GlyProVac is a Danish private biotech leveraging its proprietary BEMAP platform to discover and develop bacterial vaccines targeting O-linked glycoproteins, a largely untapped reservoir of antigenic targets. Its lead program, GPV02, is a preclinical vaccine candidate with pan-E. coli potential for UTIs, neonatal sepsis, and diarrheal diseases.
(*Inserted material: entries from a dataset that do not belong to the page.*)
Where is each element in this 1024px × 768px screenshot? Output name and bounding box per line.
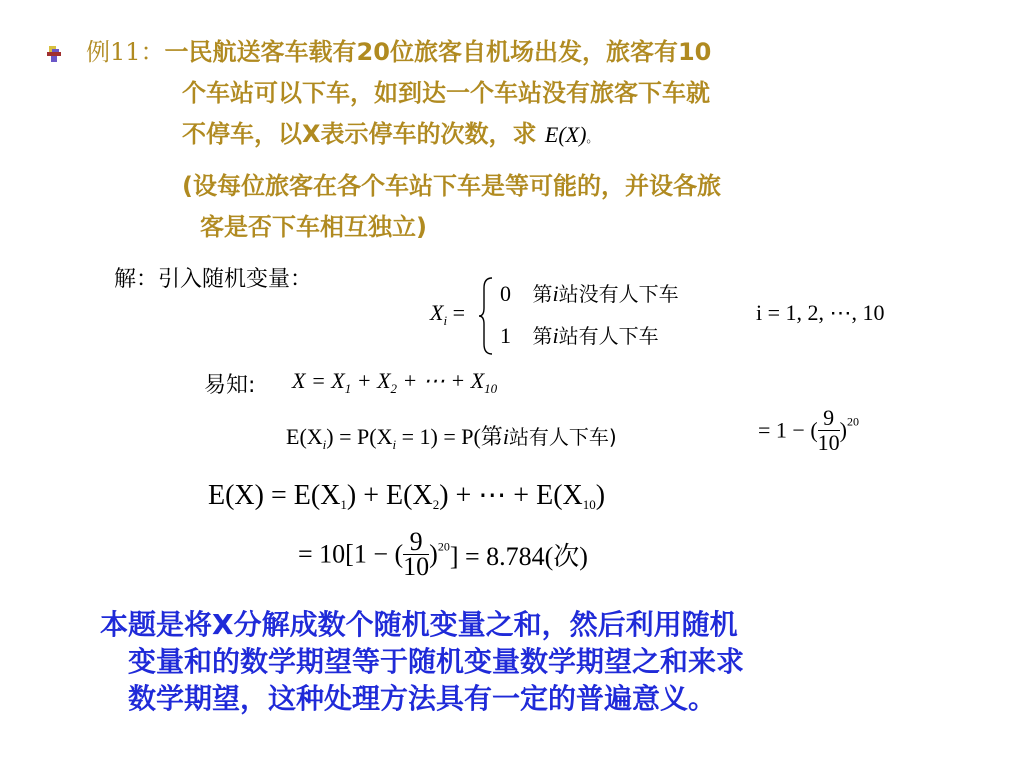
xi-case-0 [500, 278, 679, 307]
problem-text-1: 一民航送客车载有20位旅客自机场出发，旅客有10 [164, 38, 712, 66]
case0-pre: 第 [532, 282, 553, 306]
summary-line-2: 变量和的数学期望等于随机变量数学期望之和来求 [128, 645, 745, 678]
xi-range: i = 1, 2, ⋯, 10 [756, 300, 885, 325]
problem-line-2: 个车站可以下车，如到达一个车站没有旅客下车就 [182, 79, 710, 107]
case1-var: i [552, 323, 559, 348]
xi-lhs-sub: i [443, 313, 448, 328]
problem-note-2: 客是否下车相互独立) [200, 213, 427, 241]
result-equation: = 10[1 − ( $\frac{9}{10}$ )$^{20}$] = 8.784(次) [298, 527, 588, 581]
problem-label: 例11： [86, 38, 165, 66]
result-fraction: $\frac{9}{10}$ [403, 527, 430, 581]
exi-fraction: $\frac{9}{10}$ [817, 405, 840, 455]
case1-pre: 第 [532, 324, 553, 348]
case1-post: 站有人下车 [558, 324, 659, 348]
solution-intro: 解：引入随机变量： [114, 267, 313, 292]
bullet-icon [44, 44, 64, 64]
ex-sum-equation: $E(X) = E(X_1) + E(X_2)$ + ⋯ + $E(X_{10})$ [208, 480, 606, 512]
problem-note-1: (设每位旅客在各个车站下车是等可能的，并设各旅 [182, 172, 721, 200]
case0-post: 站没有人下车 [558, 282, 679, 306]
problem-line-3 [182, 120, 598, 152]
left-brace [478, 276, 496, 356]
easy-know-label: 易知: [204, 373, 256, 398]
xi-lhs [430, 300, 465, 329]
problem-math-ex: E(X) [544, 122, 587, 147]
case0-var: i [552, 281, 559, 306]
case1-value: 1 [500, 323, 511, 348]
problem-text-3: 不停车，以X表示停车的次数，求 [182, 120, 537, 148]
summary-line-3: 数学期望，这种处理方法具有一定的普遍意义。 [128, 682, 717, 715]
exi-result: = 1 − ( $\frac{9}{10}$ )$^{20}$ [758, 405, 859, 455]
summary-line-1: 本题是将X分解成数个随机变量之和，然后利用随机 [100, 608, 738, 641]
xi-lhs-var: X [430, 300, 444, 325]
problem-end-mark: 。 [586, 131, 599, 145]
exi-equation: $E(X_i) = P(X_i = 1) = P$(第i站有人下车) [286, 424, 617, 452]
case0-value: 0 [500, 281, 511, 306]
problem-line-1 [86, 38, 711, 66]
x-sum-equation: $X = X_1 + X_2$ + ⋯ + $X_{10}$ [292, 368, 498, 396]
xi-eq: = [452, 300, 465, 325]
xi-case-1 [500, 320, 659, 349]
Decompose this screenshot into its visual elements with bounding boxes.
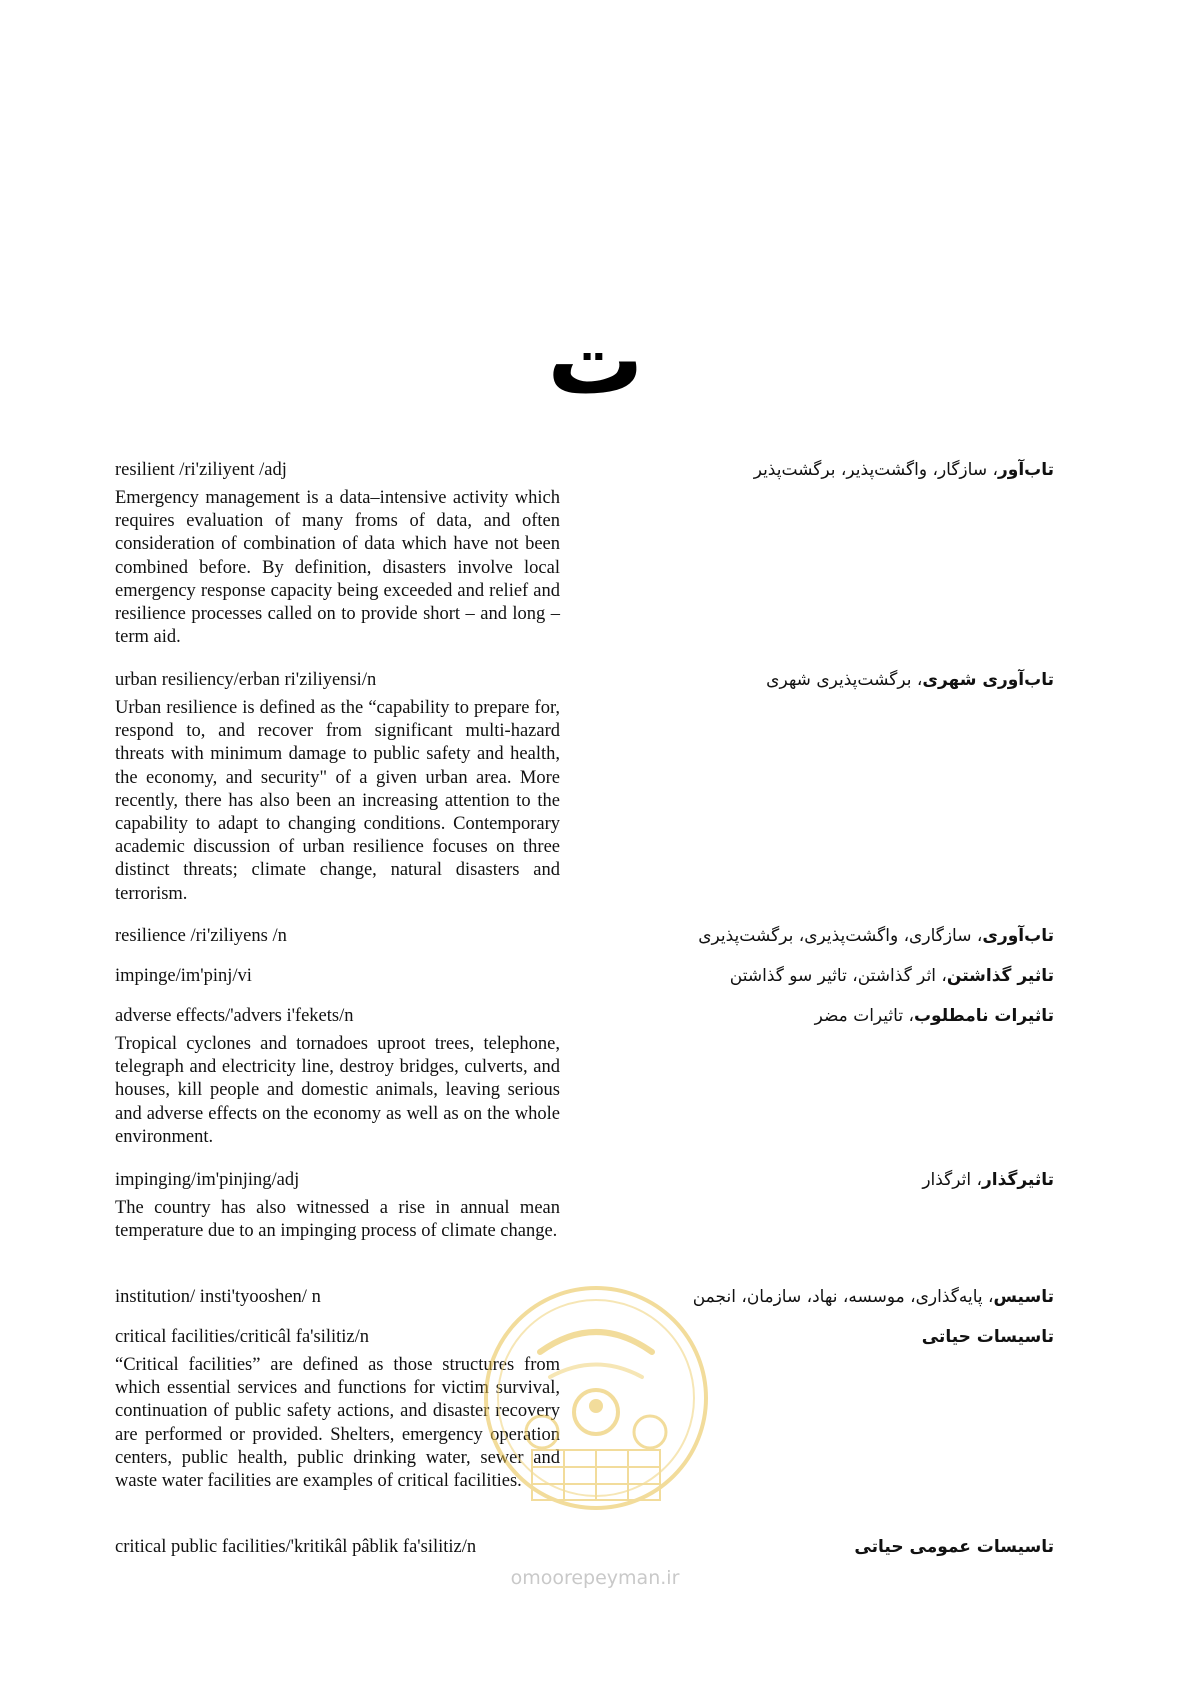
definition-text: Tropical cyclones and tornadoes uproot trees, telephone, telegraph and electricity line, destroy bridges, culverts, and houses, kill people and domestic animals, leaving serious and adverse effects on the economy as well as on the whole environment. — [115, 1034, 560, 1147]
definition-text: “Critical facilities” are defined as those structures from which essential services and functions for victim survival, continuation of public safety actions, and disaster recovery are performed or provided. Shelters, emergency operation centers, public health, public drinking water, sewer and waste water facilities are examples of critical facilities. — [115, 1355, 560, 1492]
english-term: critical facilities/criticâl fa'silitiz/n — [115, 1327, 369, 1347]
english-term: resilience /ri'ziliyens /n — [115, 926, 287, 946]
persian-headword: تاب‌آوری، سازگاری، واگشت‌پذیری، برگشت‌پذیری — [698, 926, 1054, 946]
english-term: adverse effects/'advers i'fekets/n — [115, 1006, 354, 1026]
persian-headword: تاب‌آور، سازگار، واگشت‌پذیر، برگشت‌پذیر — [753, 460, 1054, 480]
english-term: critical public facilities/'kritikâl pâblik fa'silitiz/n — [115, 1537, 477, 1557]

The company is funded by a mix of private placements, non-dilutive grants including from CARB-X and Horizon Europe, and is advancing its technology through strategic collaborations with academic and industry partners.

Infectious DiseaseAntimicrobial Resistance

Technology Platform

BEMAP (Beta-Elimination followed by Michael Addition with a Phosphonic acid tag) – a mass spectrometry-based platform for discovering O-linked glycosylated bacterial proteins to use as novel vaccine antigens.

Funding History

2
Total raised:$4.3M
Grant$1.8M
Seed$2.5M

Opportunities

The global AMR crisis creates a urgent, large-scale demand for novel preventative solutions like vaccines.
GlyProVac's platform targets high-prevalence, high-burden infections (UTIs, neonatal sepsis) with no effective vaccines, representing greenfield markets.
The technology's applicability to multiple WHO priority pathogens (E.
coli, Pseudomonas, Shigella) offers a broad pipeline potential from a single platform.

Risk Factors

The company is at a high-risk preclinical stage with an unproven vaccine concept centered on bacterial O-glycosylation.
Manufacturing consistently glycosylated protein antigens at scale presents a significant technical hurdle.
Future success depends on overcoming scientific risks, out-competing other vaccine modalities, and securing major partnership or funding for costly clinical trials.

Competitive Landscape

GlyProVac competes in the bacterial vaccine space against large pharma, other biotechs developing novel platforms (mRNA, conjugate vaccines), and companies with specific UTI candidates (e.g., Janssen's VAC524 trial). Its key differentiation is the focus on native O-linked glycoproteins as antigens, a niche largely unexplored by competitors who typically use non-glycosylated or differently glycosylated (e.g., polysaccharide-conjugate) antigens.